Right. So we just completed our dose escalation in healthy volunteers, which, again, we tend to do whenever we can, which provides a lot of information on the -- what I would describe as nothing short of spectacular human PK profile. We're very happy with that. Concurrent with that, we are in the dose escalation part of a study in cancer patients. At this point, we're still in the all-comer typical dose escalation type of population. And as soon as that's completed, we haven't really disclosed the specifics, but we will be expanding into a couple of different cohorts, slightly different patient subsets and slightly different combinations. But a couple of points I want to make. One is that the belief in AXL is that it's a common mechanism that cancer cells utilize in connection with becoming resistant to various forms of therapy to survival vest mechanism.

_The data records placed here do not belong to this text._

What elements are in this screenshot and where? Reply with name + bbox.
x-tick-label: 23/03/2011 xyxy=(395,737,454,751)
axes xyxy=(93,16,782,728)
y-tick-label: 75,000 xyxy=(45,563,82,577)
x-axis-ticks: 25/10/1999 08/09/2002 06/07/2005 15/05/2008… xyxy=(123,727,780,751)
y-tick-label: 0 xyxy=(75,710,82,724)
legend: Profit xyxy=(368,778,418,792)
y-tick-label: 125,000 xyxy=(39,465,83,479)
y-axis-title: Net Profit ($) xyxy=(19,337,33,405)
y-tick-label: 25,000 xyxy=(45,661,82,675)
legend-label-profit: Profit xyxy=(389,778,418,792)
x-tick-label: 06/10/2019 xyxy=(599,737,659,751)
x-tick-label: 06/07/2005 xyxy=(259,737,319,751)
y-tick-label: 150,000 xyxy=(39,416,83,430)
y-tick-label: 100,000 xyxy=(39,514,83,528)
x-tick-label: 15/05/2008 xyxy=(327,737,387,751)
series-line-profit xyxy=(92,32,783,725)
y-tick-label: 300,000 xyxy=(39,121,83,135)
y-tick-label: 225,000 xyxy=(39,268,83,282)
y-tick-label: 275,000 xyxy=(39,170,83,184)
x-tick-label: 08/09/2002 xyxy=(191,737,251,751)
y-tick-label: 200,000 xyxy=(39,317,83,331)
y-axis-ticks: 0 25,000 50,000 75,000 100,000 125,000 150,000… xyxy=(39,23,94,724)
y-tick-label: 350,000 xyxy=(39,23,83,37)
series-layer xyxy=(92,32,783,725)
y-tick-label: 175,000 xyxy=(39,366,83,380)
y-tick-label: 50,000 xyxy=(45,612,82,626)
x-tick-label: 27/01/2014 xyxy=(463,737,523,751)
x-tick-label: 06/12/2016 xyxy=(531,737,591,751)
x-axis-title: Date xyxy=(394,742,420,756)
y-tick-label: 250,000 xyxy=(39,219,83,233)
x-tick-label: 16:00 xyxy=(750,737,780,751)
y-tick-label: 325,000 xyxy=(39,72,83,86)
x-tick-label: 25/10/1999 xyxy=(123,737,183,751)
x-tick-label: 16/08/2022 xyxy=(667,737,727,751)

The second one is that no matter what anybody may claim, there are a lot of TKIs that list AXL as part of their many kinases that they hit. I don't think there's anything that's ever been tested in humans as efficiently high levels to completely inhibit the AXL. They're typically -- even we were talking about cabo. Yes, you can quote inhibit AXL, but the doses tend to be defined by the toxicity associated with VEGF receptor inhibition. And so we -- I believe and we believe that we will have the first molecule anywhere that would allow us to test whether AXL inhibition is, in fact, effective at reversing that direct resistance profile of many types of cancer.

Yigal Nochomovitz

analyst
#53

All right. I think we're going to have to leave it there, Juan. We could probably keep going, but we have another session in a few minutes. So thank you very much. Really interesting data across the platform, especially the recent data yesterday. So thanks again, and we will...

Juan Jaen

executive
#54

Thank you for the opportunity. And thanks, everybody, for listening in. Appreciate it.